1961 film by Joseph Pevney

Portrait of a Mobster is a 1961 American crime film directed by Joseph Pevney and starring Vic Morrow, Leslie Parrish and Ray Danton repeating his role as 'Legs' Diamond.

==Plot==
Up-and-coming racketeer Dutch Schultz joins the Legs Diamond gang in Prohibition-era New York. A bootlegger named Murphy is murdered by Dutch, who falls for the dead man's daughter, Iris.

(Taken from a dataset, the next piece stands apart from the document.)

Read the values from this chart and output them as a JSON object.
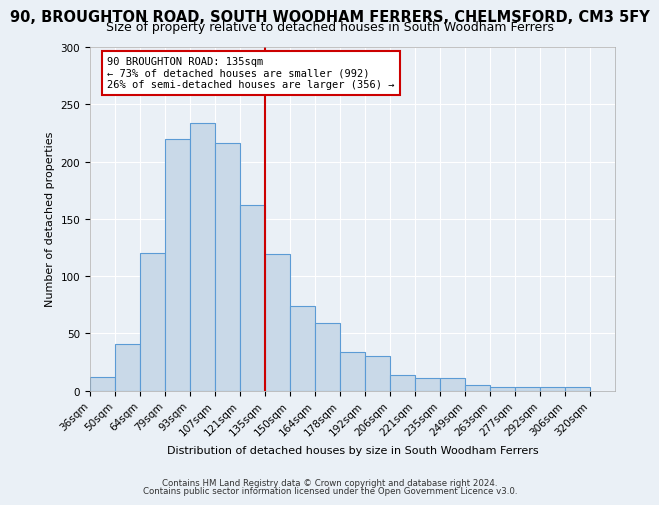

Iris marries her fiancé, Frank Brennan, a police detective. They need money and Frank accepts payoffs from Dutch, who is forming a gang of his own.

After getting rid of Legs, Mad Dog Coll and others standing in his way, Dutch again makes a play for Iris, but she learns that he killed her father and begins to drink. Frank vows to reform and win her back. Betraying his pal Bo to the mob, Dutch discovers that a hit has been put out on himself as well. While fighting for his life, he is shot by Bo by mistake and is killed.

==Cast==

- Vic Morrow as Dutch Schultz
- Leslie Parrish as Iris Murphy
- Peter Breck as Frank Brennan
- Norman Alden as Bo Wetzel
- Robert McQueeney as Michael Ferris
- Ken Lynch as 	Lieutenant D. Corbin
- Stephen Roberts as 	Guthrie
- Joseph Gallison as 	Vincent Coll
- Frank DeKova as Anthony Parazzo
- Ray Danton as "Legs" Diamond
- Joseph Gallison as "Mad Dog" Coll
- Larry J. Blake as John Murphy
- Harry Holcombe as Capt. Bayridge
- Frances Morris as 	Louise Murphy
- Gil Perkins as Joe Murdoch
- Jon Kowal asLou Rhodes
- Arthur Tenen as 	Steve Matryck
- Eddie Hanley as 	Matty Krause
- Joe Turkel as Joe Noe
- Anthony Eisley as Legal Advisor
- Poncie Ponce as Master of Ceremonies

==Production==
Filming started December 1960.

==Score==
Howard Jackson compiled the score from White Heat and four other Max Steiner scores.
==Reception==
Variety said schultz "emerges as a hollow figure".